A slab-sided hound started across the road and I braked sharply. “Fool dog!”

It slunk back into the ditch weeds.





“What else do folks say?”

“Mostly they always talk about what a good man Mr. Kezzie is and how if anybody ever needs anything, they can always go to him.” Gayle leaned over and carefully stubbed out her cigarette in my ashtray. “Just last week he was sitting with some men in the store near Amy Blalock’s, and her mother and Mrs. Medlin were talking about the air conditioner giving out at the parsonage. They didn’t even know he was listening till he stood up and reached in his pocket, pulled out three hundred-dollar bills, and told her to put it in the collection plate toward a new unit. Some of the rough kids at school joke about getting some white lightning as good as Kezzie Knott used to make, but honest, nobody thinks your daddy’s actually messing with it any more. I mean, he’s really old now, isn’t he?”

“Almost eighty-two,” I agreed. Never mind that he moved and looked like a vigorous sixty and could still straight-arm an axe.

What she’d said came close to echoing what I heard from Reid last time I asked. After all, Daddy’d served his time before I was even born. And he’d kept so closely to his own land after Mother died that people were starting to think of him as part of the county’s colorful and rapidly disappearing past.

Or so Reid said.

I just hoped it’d stay that way till after the election, but Aunt Zell’s words yesterday morning had made me uneasy. Everybody “knew” that Daddy’s first wife had kept his secret books, just as everybody “knew” he’d kept that part of his life from touching my mother and-by extension-me. So far it hadn’t been an election issue. Probably because when cancer took Mother and Daddy moved back to the farm, I’d stayed in Dobbs with Aunt Zell and Uncle Ash whenever I came home from college.

The road curved again. I made a left turn into a rutted drive, then rolled to a stop, blocked by a heavy steel cable that had been stretched tautly across the lane to Ridley’s Mill. I would have ignored the No Trespassing sign, but the underbrush was too thick and the terrain too rough to drive my car around the barrier.

“Is it a long walk to the mill?” asked Gayle, peering down the lane that soon dissolved behind a leafy green barrier. Judging by its overgrown condition, no one had driven down there since winter.

I threw the car in reverse. “Less than a quarter of a mile, but I’ve got a better idea.”

It was only a short distance to where Old Forty-Eight crossed Possum Creek at the north corner of Knott land and then bordered our farm on the east side of the creek. About a half-mile on, I turned left into a rutted clay-and-gravel road that cut over to New Forty-Eight.

“Where’re we going?” Gayle said as we bucketed along, red clouds of dust boiling up behind us.

“Over to the Pot Shot.” I had to lift my voice to be heard above the rattles of the rough road. “If Michael Vickery’s there, we’ll get him to tell about the day you and your mother were found.”

10 i go crazy

At New Forty-Eight I made another left and headed back north toward Cotton Grove. A few minutes later, we were turning in at a ye olde quainte-type sign that pronounced this the entrance to the Pot Shot Pottery, open to the public only on weekends or by appointment.

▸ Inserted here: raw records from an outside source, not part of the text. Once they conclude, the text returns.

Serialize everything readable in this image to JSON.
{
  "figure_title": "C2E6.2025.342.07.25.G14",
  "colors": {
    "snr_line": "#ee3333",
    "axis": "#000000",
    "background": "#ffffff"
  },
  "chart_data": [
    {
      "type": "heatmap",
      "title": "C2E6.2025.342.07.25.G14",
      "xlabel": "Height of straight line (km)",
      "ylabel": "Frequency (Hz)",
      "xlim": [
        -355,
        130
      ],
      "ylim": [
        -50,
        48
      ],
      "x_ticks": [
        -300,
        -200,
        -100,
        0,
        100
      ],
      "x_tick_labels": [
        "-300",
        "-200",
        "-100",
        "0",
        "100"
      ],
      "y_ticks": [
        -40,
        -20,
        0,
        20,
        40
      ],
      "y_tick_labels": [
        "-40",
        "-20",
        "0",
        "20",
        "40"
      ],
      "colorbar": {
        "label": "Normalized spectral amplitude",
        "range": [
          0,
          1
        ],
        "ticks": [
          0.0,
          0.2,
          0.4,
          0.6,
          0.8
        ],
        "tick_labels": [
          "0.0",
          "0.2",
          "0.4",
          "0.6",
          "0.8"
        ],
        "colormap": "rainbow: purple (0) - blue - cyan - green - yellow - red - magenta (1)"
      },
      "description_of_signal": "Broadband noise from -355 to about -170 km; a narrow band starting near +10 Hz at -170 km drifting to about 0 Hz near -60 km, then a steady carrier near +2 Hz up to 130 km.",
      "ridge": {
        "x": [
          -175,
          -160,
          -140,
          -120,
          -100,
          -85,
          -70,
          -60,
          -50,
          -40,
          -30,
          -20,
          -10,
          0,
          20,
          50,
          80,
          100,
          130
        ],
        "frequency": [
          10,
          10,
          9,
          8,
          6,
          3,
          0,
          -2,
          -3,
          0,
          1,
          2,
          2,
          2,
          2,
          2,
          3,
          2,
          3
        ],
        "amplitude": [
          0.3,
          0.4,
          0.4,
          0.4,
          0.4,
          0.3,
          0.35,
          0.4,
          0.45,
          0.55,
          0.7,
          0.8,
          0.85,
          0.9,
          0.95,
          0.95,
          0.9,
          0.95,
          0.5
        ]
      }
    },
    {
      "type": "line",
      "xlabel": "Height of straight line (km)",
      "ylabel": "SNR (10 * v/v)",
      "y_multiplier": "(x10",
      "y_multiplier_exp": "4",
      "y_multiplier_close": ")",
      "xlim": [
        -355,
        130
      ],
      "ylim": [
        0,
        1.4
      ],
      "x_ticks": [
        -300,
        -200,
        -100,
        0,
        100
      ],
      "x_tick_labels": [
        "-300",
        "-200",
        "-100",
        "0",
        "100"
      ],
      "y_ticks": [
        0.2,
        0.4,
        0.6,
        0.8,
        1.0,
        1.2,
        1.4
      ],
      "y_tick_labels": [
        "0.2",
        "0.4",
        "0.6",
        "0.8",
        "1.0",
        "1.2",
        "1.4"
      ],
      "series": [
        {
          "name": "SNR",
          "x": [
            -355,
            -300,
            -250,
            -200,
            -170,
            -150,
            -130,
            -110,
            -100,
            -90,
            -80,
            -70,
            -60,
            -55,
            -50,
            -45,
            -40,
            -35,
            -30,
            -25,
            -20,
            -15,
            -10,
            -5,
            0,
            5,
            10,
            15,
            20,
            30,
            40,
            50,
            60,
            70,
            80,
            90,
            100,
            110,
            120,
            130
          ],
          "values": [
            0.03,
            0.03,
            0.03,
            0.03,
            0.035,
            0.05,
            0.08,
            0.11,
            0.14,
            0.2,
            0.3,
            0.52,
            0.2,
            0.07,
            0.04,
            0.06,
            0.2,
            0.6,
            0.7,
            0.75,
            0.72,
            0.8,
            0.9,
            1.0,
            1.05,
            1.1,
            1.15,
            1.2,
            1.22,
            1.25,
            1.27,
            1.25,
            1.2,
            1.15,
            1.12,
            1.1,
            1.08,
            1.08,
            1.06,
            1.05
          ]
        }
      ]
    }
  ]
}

This wasn’t the weekend, but neither were there no cables stretched across this lane, so I drove through a double line of high rose hedges for at least a quarter of a mile till the lane opened into a wide level farmyard graced by weeping willows that swept down a broad grassy bank to Possum Creek. Except for that one vista, the rest of the view was obscured by hedge roses, breath-of-spring bushes, mock oranges, and crepe myrtles.

Off to the right and still on the last level area before the land begins to slope away stood a large wooden barn built of weathered gray boards. Yellow roses climbed as high as the second-floor windows on one side and twined up over a trellised doorway in the front. Once the barn had sat in a meadow at the edge of cotton fields. Now the fields were grown up in Queen A

Michael Vickery had converted the barn loft into living quarters the spring Janie died. The ground floor was used as a workshop with a huge kiln out back, and the old wood smokehouse, now a display shop for retail sales, had been salvaged from someone else’s farm halfway across the county.